Scientists from the SophosAI team will present their research at the upcoming Conference on Applied Machine Learning in Information Security (CAMLIS) in Arlington, Virginia.
On October 23, Senior Data Scientist Ben Gelman will present a poster session on command line anomaly detection, research he previously presented at Black Hat USA 2025 and which we explored in a previous blog post.
Senior Data Scientist Tamás Vörös will give a talk on October 22 entitled “LLM Salting: From Rainbow Tables to Jailbreaks”, discussing a lightweight defense mechanism against large language model (LLM) jailbreaks.
LLMs such as GPT, Claude, Gemini, and LLaMA are increasingly deployed with minimal customization. This widespread reuse leads to model homogeneity across applications—from chatbots to productivity tools. This can lead to a security vulnerability: jailbreak prompts that bypass refusal mechanisms (a guardrail preventing a model from providing a particular kind of response) can be precomputed once and reused across many deployments.

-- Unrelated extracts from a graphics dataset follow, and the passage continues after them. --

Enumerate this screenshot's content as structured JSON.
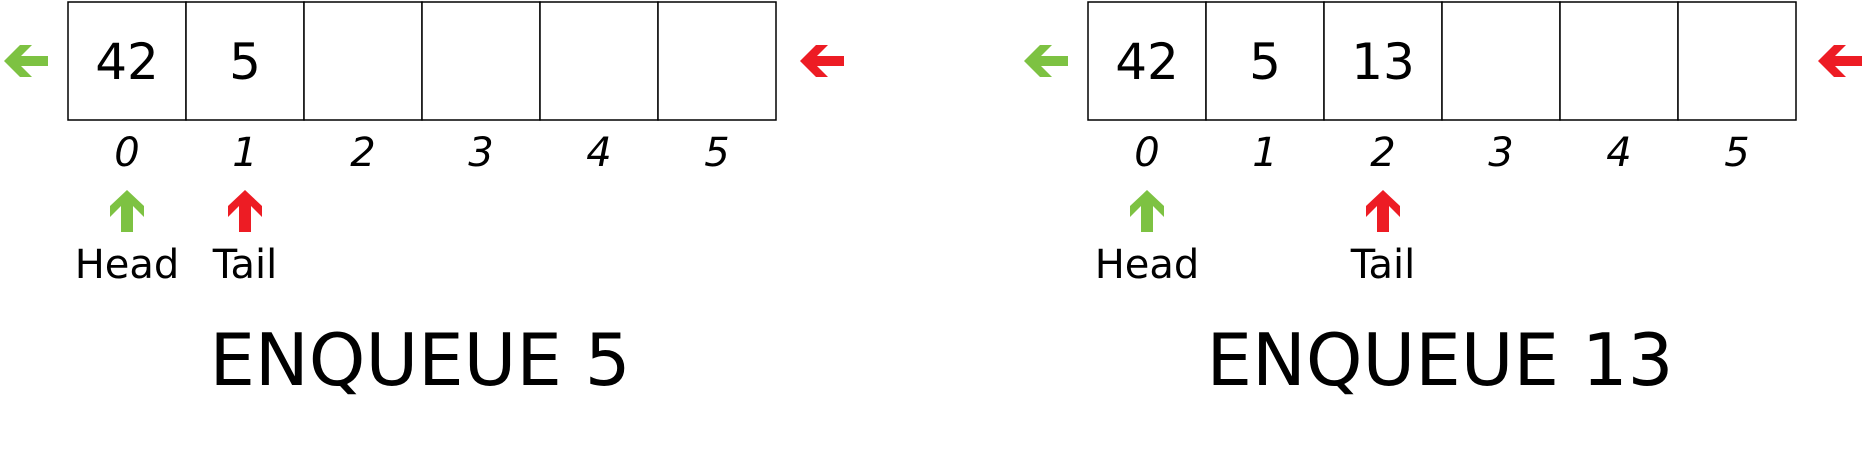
{
  "colors": {
    "head": "#7dc242",
    "tail": "#ed1c24",
    "border": "#000000"
  },
  "panels": [
    {
      "cells": [
        "42",
        "5",
        "",
        "",
        "",
        ""
      ],
      "indices": [
        "0",
        "1",
        "2",
        "3",
        "4",
        "5"
      ],
      "head_index": 0,
      "tail_index": 1,
      "head_label": "Head",
      "tail_label": "Tail",
      "caption": "ENQUEUE 5"
    },
    {
      "cells": [
        "42",
        "5",
        "13",
        "",
        "",
        ""
      ],
      "indices": [
        "0",
        "1",
        "2",
        "3",
        "4",
        "5"
      ],
      "head_index": 0,
      "tail_index": 2,
      "head_label": "Head",
      "tail_label": "Tail",
      "caption": "ENQUEUE 13"
    }
  ]
}
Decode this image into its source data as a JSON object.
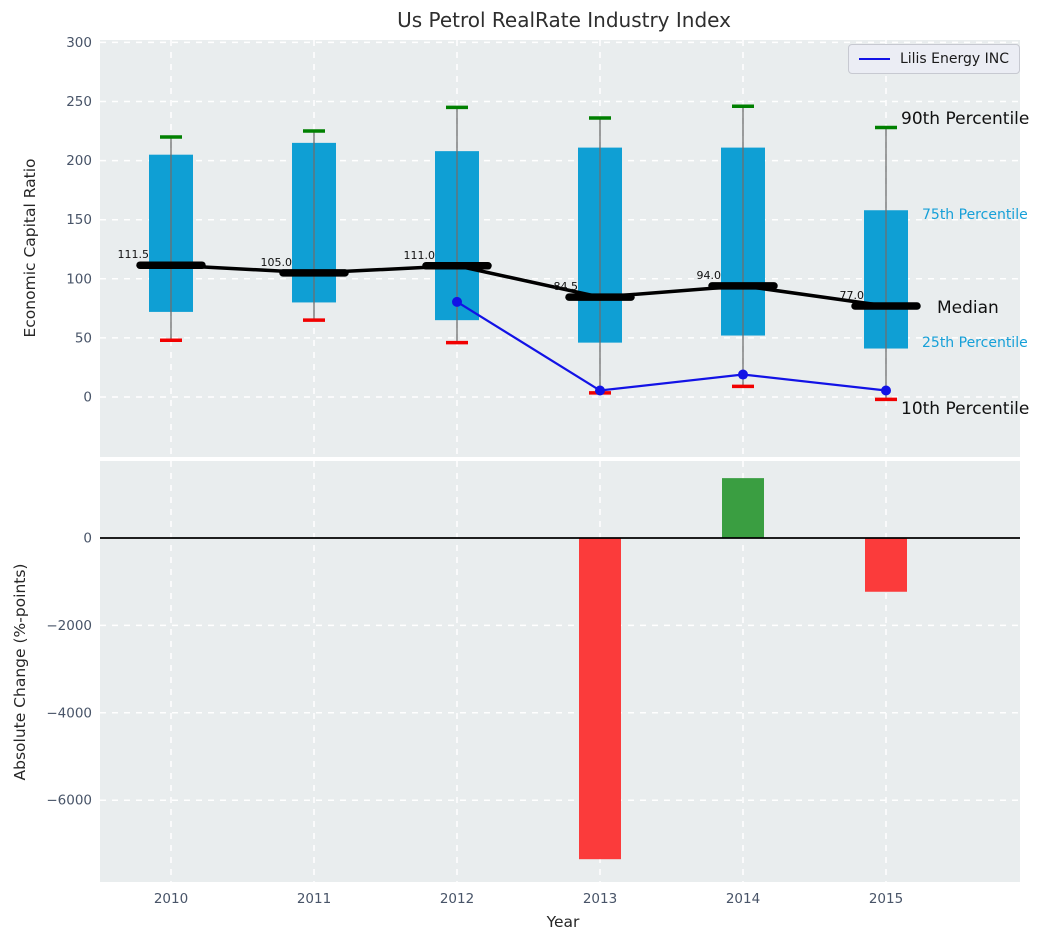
{
  "title": "Us Petrol RealRate Industry Index",
  "colors": {
    "axes_background": "#e9edee",
    "grid": "#ffffff",
    "box_fill": "#0f9fd4",
    "whisker_line": "#6e6e6e",
    "p90_cap": "#008000",
    "p10_cap": "#f10000",
    "median": "#000000",
    "company_line": "#1212e6",
    "bar_positive": "#3a9e41",
    "bar_negative": "#fb3b3b",
    "tick_label": "#485468",
    "annotation_large": "#111111",
    "annotation_small": "#16a0d8"
  },
  "chart_data": [
    {
      "type": "box",
      "title": "Us Petrol RealRate Industry Index",
      "ylabel": "Economic Capital Ratio",
      "xlabel": "",
      "ylim": [
        -50,
        302
      ],
      "yticks": [
        0,
        50,
        100,
        150,
        200,
        250,
        300
      ],
      "yticklabels": [
        "0",
        "50",
        "100",
        "150",
        "200",
        "250",
        "300"
      ],
      "categories": [
        "2010",
        "2011",
        "2012",
        "2013",
        "2014",
        "2015"
      ],
      "grid": "white-dashed",
      "legend": {
        "position": "upper right",
        "entries": [
          "Lilis Energy INC"
        ]
      },
      "boxes": [
        {
          "year": "2010",
          "p10": 48,
          "p25": 72,
          "median": 111.5,
          "p75": 205,
          "p90": 220
        },
        {
          "year": "2011",
          "p10": 65,
          "p25": 80,
          "median": 105.0,
          "p75": 215,
          "p90": 225
        },
        {
          "year": "2012",
          "p10": 46,
          "p25": 65,
          "median": 111.0,
          "p75": 208,
          "p90": 245
        },
        {
          "year": "2013",
          "p10": 3.5,
          "p25": 46,
          "median": 84.5,
          "p75": 211,
          "p90": 236
        },
        {
          "year": "2014",
          "p10": 9,
          "p25": 52,
          "median": 94.0,
          "p75": 211,
          "p90": 246
        },
        {
          "year": "2015",
          "p10": -2,
          "p25": 41,
          "median": 77.0,
          "p75": 158,
          "p90": 228
        }
      ],
      "median_labels": [
        "111.5",
        "105.0",
        "111.0",
        "84.5",
        "94.0",
        "77.0"
      ],
      "company_line": {
        "name": "Lilis Energy INC",
        "x": [
          "2012",
          "2013",
          "2014",
          "2015"
        ],
        "y": [
          80.5,
          5.5,
          19,
          5.5
        ]
      },
      "annotations": [
        {
          "text": "90th Percentile",
          "x": 901,
          "y": 124,
          "size": "lg"
        },
        {
          "text": "75th Percentile",
          "x": 922,
          "y": 219,
          "size": "sm"
        },
        {
          "text": "Median",
          "x": 937,
          "y": 313,
          "size": "lg"
        },
        {
          "text": "25th Percentile",
          "x": 922,
          "y": 347,
          "size": "sm"
        },
        {
          "text": "10th Percentile",
          "x": 901,
          "y": 414,
          "size": "lg"
        }
      ]
    },
    {
      "type": "bar",
      "title": "",
      "ylabel": "Absolute Change (%-points)",
      "xlabel": "Year",
      "ylim": [
        -7800,
        1750
      ],
      "yticks": [
        0,
        -2000,
        -4000,
        -6000
      ],
      "yticklabels": [
        "0",
        "−2000",
        "−4000",
        "−6000"
      ],
      "categories": [
        "2010",
        "2011",
        "2012",
        "2013",
        "2014",
        "2015"
      ],
      "grid": "white-dashed",
      "values": [
        null,
        null,
        null,
        -7350,
        1370,
        -1230
      ]
    }
  ]
}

This is similar to the classic rainbow table attack in password security, where precomputed inputs are applied to multiple targets.
These generalized jailbreaks are a problem because many companies have customer-facing LLMs built on top of model classes – meaning that one jailbreak could work against all the instances built on top of a given model. And, of course, those jailbreaks could have multiple undesirable impacts – from exposing sensitive internal data, to producing incorrect, inappropriate, or even harmful responses.
Taking their inspiration from the world of cryptography, Tamás and team have developed a new technique called ‘LLM salting’, a lightweight fine-tuning method that disrupts jailbreak reuse.
Building on recent work showing that refusal behavior is governed by a single activation-space direction, LLM salting applies a small, targeted rotation to this ‘refusal direction.’ This preserves general capabilities, but invalidates precomputed jailbreaks, forcing adversaries to recompute attacks for each ‘salted’ copy of the model.
In their experiments, Tamás and team found that LLM salting was significantly more effective in reducing jailbreak success than standard fine-tuning and system prompt changes – making deployments more robust against attacks, without sacrificing accuracy.
In his talk, Tamás will share the results of his research and the methodology of his experiments, highlighting how LLM salting can help to protect companies, model owners, and users from generalized jailbreak techniques.
We’ll publish a more detailed article on this novel defense mechanism following the talk at CAMLIS.